Bresbin turned around again, looking for a foe. Beside him, Pienna chanted softly. The goblin did a soft perimeter scan, moving quickly about the area. Missy joined him, the big cat looking for something to tear apart.
Pienna continued with her spells. Long minutes passed.
“Come,” the druidess said, standing. The panther bounded to her side in an eyeblink.
“What has the Lady learned?” the goblin asked, catching up to the great cat to stand by the human woman.
“I’ve talked to trees, wind spirits, and the rocks themselves,” she said. “The Chamber came by, and shortly after that a tiger-man and his fodder.”
The Chamber? Bresbin thought. He caught himself before voicing it. The Dark Lanterns had heard of a group calling itself the Chamber, but knew not what it portended.
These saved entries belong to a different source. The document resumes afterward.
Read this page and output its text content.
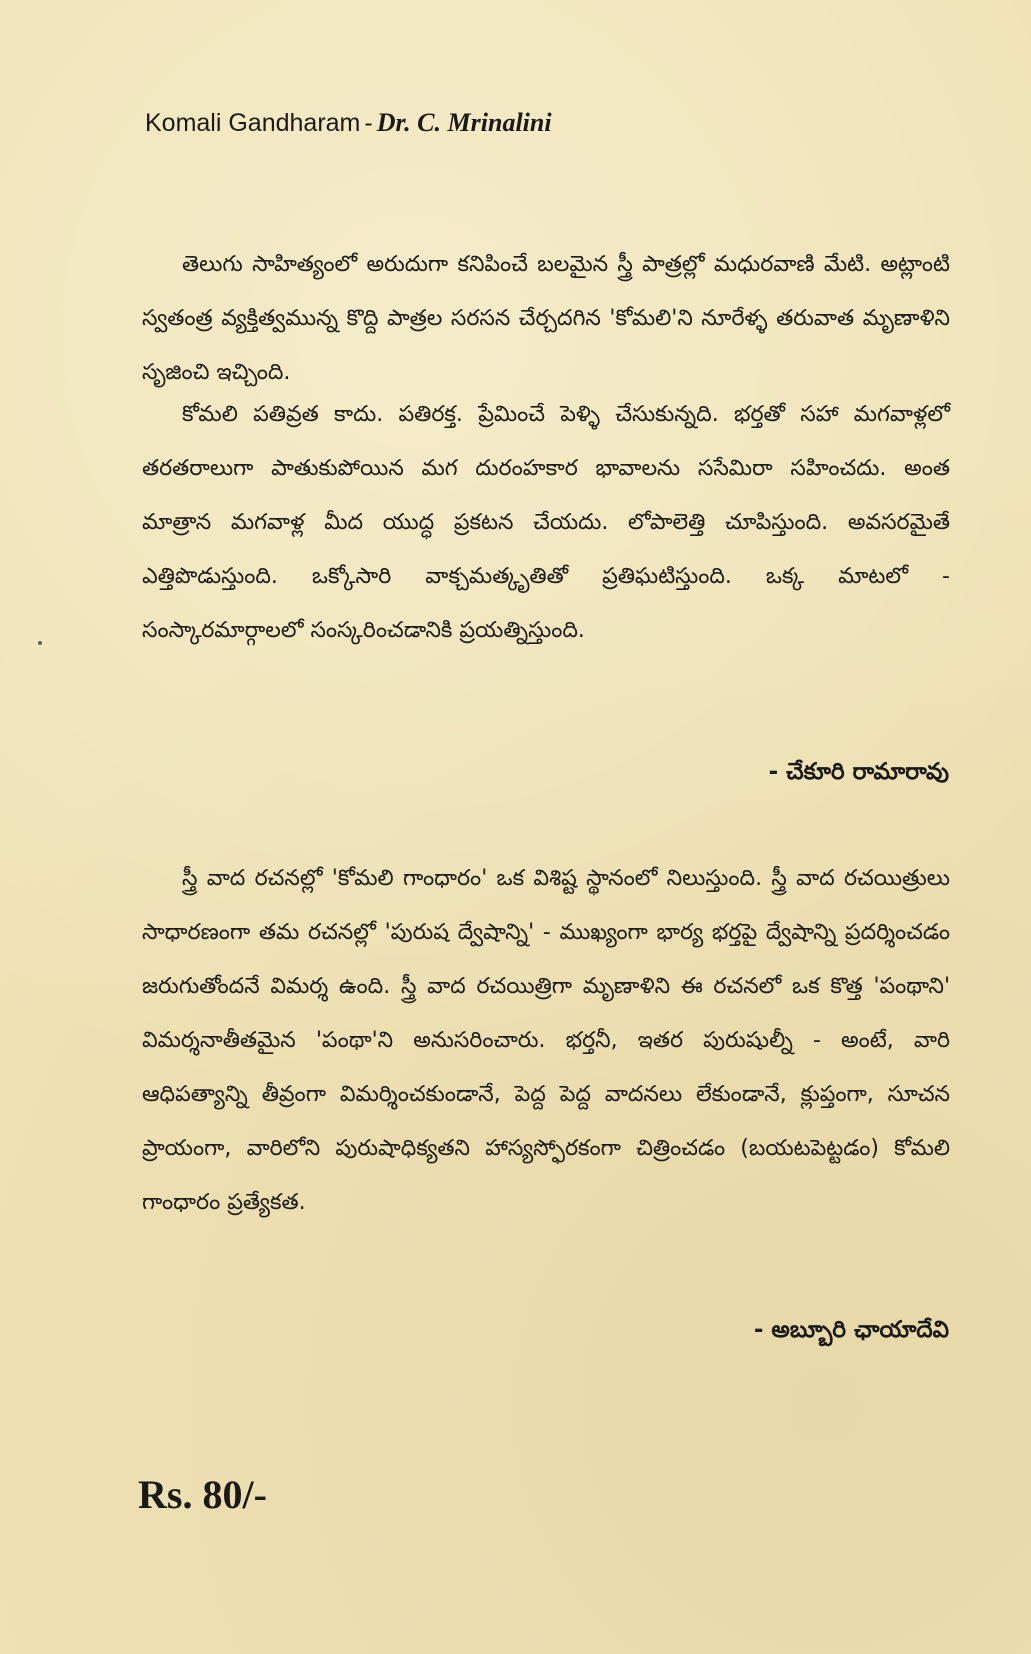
Komali Gandharam - Dr. C. Mrinalini

తెలుగు సాహిత్యంలో అరుదుగా కనిపించే బలమైన స్త్రీ పాత్రల్లో మధురవాణి మేటి. అట్లాంటి స్వతంత్ర వ్యక్తిత్వమున్న కొద్ది పాత్రల సరసన చేర్చదగిన 'కోమలి'ని నూరేళ్ళ తరువాత మృణాళిని సృజించి ఇచ్చింది.

కోమలి పతివ్రత కాదు. పతిరక్త. ప్రేమించే పెళ్ళి చేసుకున్నది. భర్తతో సహా మగవాళ్లలో తరతరాలుగా పాతుకుపోయిన మగ దురంహకార భావాలను ససేమిరా సహించదు. అంత మాత్రాన మగవాళ్ల మీద యుద్ధ ప్రకటన చేయదు. లోపాలెత్తి చూపిస్తుంది. అవసరమైతే ఎత్తిపొడుస్తుంది. ఒక్కోసారి వాక్చమత్కృతితో ప్రతిఘటిస్తుంది. ఒక్క మాటలో - సంస్కారమార్గాలలో సంస్కరించడానికి ప్రయత్నిస్తుంది.

- చేకూరి రామారావు

స్త్రీ వాద రచనల్లో 'కోమలి గాంధారం' ఒక విశిష్ట స్థానంలో నిలుస్తుంది. స్త్రీ వాద రచయిత్రులు సాధారణంగా తమ రచనల్లో 'పురుష ద్వేషాన్ని' - ముఖ్యంగా భార్య భర్తపై ద్వేషాన్ని ప్రదర్శించడం జరుగుతోందనే విమర్శ ఉంది. స్త్రీ వాద రచయిత్రిగా మృణాళిని ఈ రచనలో ఒక కొత్త 'పంథాని' విమర్శనాతీతమైన 'పంథా'ని అనుసరించారు. భర్తనీ, ఇతర పురుషుల్నీ - అంటే, వారి ఆధిపత్యాన్ని తీవ్రంగా విమర్శించకుండానే, పెద్ద పెద్ద వాదనలు లేకుండానే, క్లుప్తంగా, సూచన ప్రాయంగా, వారిలోని పురుషాధిక్యతని హాస్యస్ఫోరకంగా చిత్రించడం (బయటపెట్టడం) కోమలి గాంధారం ప్రత్యేకత.

- అబ్బూరి ఛాయాదేవి
Rs. 80/-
Clearly this woman did. He would have to ask about it later, when his curiosity would not be unseemly. So much of this job is patience. “Are there more about?” the goblin asked, playing the part of the frightened retainer.
“No,” she said. “He was here with men of metal and stone. Warforged. She set on them with fire and trickery, but her spells did not touch the tiger-man, for he is one of the fiends. They questioned her for nearly a day entire, but she had no answers for them.”
“What questions?” Bresbin asked.
“I know not,” she said. “The spells I used, they are limited by what the listeners understood. One thing I know is this. The fiends of the Demon Wastes do not enter the Eldeen lightly, for the might of Oalian gives them pause. What was it that they needed from her? What information did they expect her to give that they could not get in their own lands?”
They must not trust the information that they have been getting, Bresbin thought, but did not say. The goblin pursed his lips, and watched Pienna’s face. She looked like a woman crushed, whose hopes were gone.
A woman who was vulnerable.
The time was now. “Sister of nature,” Bresbin said gently. “May Brezzy be told all now?”
She stared at him with great, wet eyes. “Bresbin’s life is already at great risk. I do not care to cause more death.”
Be reached his hands out and took hers. His green fingers, long and dirty, grasped her light human ones, medium-length, clean and smelling faintly of rosewater. “Bresbin will die someday, and Bresbin hopes to know what part he played.”
A long moment passed. He itched to say more, but did not. He was a patient hunter, and he waited for his prey.
She finally blinked, then nodded. “Yes, I will tell you. I will tell you everything. But not here. Not in this place of death.”